REPUBLIKA.CO.ID, JAKARTA -- Sebentar lagi umat Muslim akan melalui Hari Idul Adha. Muslim yang telah memiliki kemampuan sudah sepatutnya ikut berqurban sebagai wujud ketakwaannya dalam menjalankan perintah Allah SWT yang tidak bisa diprotes itu karena sifatnya yang taukifi.
Dosen Pascasarjana Fakultas Dirasat Islamiyah (FDI) UIN Syarif Hidayatullah Jakarta Ustadz Hari Susanto menjelaskan Allah SWT mensyariatkan ibadah qurban sebagai bentuk ketundukan para hamba-Nya, sebagaimana ayat 2 Surah Al-Kautsar, dan juga berdasarkan sunnah Rasulullah SAW.
Pengajar fiqih muamalah kontemporer di FDI UIN Jakarta itu menyampaikan, berqurban merupakan upaya untuk mendekatkan diri kepada Allah SWT. Berqurban termasuk ibadah mahdhah dan bersifat taukifi (ibadah yang ketentuannya telah ditentukan dan tidak bisa diubah). Alhasil, umat Muslim hanya melaksanakan dan tidak berhak mempertanyakan mengapa perlu melakukannya.
"Tentu dalam Islam, berkurban itu tidak hanya menyembelih hewan.
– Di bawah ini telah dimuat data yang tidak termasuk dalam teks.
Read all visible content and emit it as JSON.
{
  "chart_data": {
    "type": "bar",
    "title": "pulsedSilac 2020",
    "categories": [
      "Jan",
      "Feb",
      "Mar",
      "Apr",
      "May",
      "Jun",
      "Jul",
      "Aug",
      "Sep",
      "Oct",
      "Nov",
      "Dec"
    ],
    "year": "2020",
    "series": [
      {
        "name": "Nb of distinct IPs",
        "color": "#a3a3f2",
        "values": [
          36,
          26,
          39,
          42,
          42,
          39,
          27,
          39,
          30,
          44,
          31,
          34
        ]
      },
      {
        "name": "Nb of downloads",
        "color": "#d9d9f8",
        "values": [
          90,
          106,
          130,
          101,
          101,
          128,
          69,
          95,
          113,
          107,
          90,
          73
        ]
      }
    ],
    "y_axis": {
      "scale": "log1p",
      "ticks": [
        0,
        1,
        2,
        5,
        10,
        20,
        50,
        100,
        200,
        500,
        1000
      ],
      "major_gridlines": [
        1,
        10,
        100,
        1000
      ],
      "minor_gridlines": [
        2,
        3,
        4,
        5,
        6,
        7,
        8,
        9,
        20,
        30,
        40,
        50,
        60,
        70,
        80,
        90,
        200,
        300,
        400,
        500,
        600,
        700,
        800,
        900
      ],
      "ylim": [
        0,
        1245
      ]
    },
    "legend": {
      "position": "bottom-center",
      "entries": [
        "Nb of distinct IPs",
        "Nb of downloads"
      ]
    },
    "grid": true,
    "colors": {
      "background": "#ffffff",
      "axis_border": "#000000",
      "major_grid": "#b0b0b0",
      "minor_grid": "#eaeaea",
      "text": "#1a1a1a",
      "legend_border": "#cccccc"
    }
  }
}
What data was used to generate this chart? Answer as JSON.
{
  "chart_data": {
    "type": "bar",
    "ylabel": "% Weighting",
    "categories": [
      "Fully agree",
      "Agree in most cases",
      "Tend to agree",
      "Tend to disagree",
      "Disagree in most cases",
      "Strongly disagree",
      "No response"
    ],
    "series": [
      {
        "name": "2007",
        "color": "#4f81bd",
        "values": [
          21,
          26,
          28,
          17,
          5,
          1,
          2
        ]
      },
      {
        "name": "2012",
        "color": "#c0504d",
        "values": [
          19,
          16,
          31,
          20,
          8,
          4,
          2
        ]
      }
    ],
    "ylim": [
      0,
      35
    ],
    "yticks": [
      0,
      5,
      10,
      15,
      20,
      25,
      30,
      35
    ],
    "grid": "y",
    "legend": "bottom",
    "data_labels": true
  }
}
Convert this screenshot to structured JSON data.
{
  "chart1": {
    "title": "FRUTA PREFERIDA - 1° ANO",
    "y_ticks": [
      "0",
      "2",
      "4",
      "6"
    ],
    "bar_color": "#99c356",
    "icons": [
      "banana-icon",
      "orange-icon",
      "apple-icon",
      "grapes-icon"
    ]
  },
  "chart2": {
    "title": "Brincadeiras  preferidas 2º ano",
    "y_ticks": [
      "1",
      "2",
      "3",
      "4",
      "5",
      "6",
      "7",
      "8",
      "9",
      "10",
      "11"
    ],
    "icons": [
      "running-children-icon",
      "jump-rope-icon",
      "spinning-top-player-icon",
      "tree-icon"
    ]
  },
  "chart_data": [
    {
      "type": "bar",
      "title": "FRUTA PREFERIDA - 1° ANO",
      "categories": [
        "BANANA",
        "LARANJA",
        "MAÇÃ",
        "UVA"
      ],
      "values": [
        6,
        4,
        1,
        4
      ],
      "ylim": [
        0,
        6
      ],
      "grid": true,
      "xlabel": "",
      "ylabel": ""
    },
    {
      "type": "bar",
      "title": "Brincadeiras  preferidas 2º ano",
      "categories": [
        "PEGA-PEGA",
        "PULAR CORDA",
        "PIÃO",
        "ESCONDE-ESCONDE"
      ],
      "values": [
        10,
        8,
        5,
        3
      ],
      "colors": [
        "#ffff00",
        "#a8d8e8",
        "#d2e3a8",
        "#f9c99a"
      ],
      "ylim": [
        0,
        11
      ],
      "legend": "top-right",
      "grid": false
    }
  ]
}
Banyak ritual lain, seperti zakat dan infak di mana seorang hamba berkorban dengan dengan harta. Juga jihad, yang berkorban dengan jiwa. Sedangkan berqurban, ini bagian dari pengorbanan kita agar dekat kepada Allah SWT, tunduk kepada Allah SWT," tutur dia kepada Republika.co.id, Senin (28/6).
Hikmah dari berqurban, kata Ustadz Hari, adalah memperbaiki akhlak buruk manusia, yaitu bakhil atau kikir. Islam datang dengan syariatnya agar manusia berkurban dan peduli sesama manusia melalui hartanya agar terbebas dari sifat kikir.
Tak hanya itu, berqurban juga mengingatkan pada Nabi Ibrahim yang dengan gigih berdakwah. Nabi Ibrahim juga menjadi gambaran orang yang menjalankan perintah Allah SWT. Tidak ada kata kecuali sami'na wa 'atho'na (aku dengar dan aku taati).
Hikmah lain berqurban, yaitu menunjukkan Islam datang bukan dengan cara yang mudah. Prosesnya penuh pengorbanan yang dilakukan oleh para nabi, dari Nabi Ibrahim sampai Nabi Muhammad sampai kepada para sahabat lalu sampai kepada umat Islam saat ini.
"Itulah semangat yang dibawa ibadah qurban yaitu agar kita senantiasa melestarikan agama ini meski kita harus berkorban dengan harta, jiwa dan raga," tutur pria yang juga dosen tetap di pascasarjana Universitas Ibn Khaldun Bogor itu.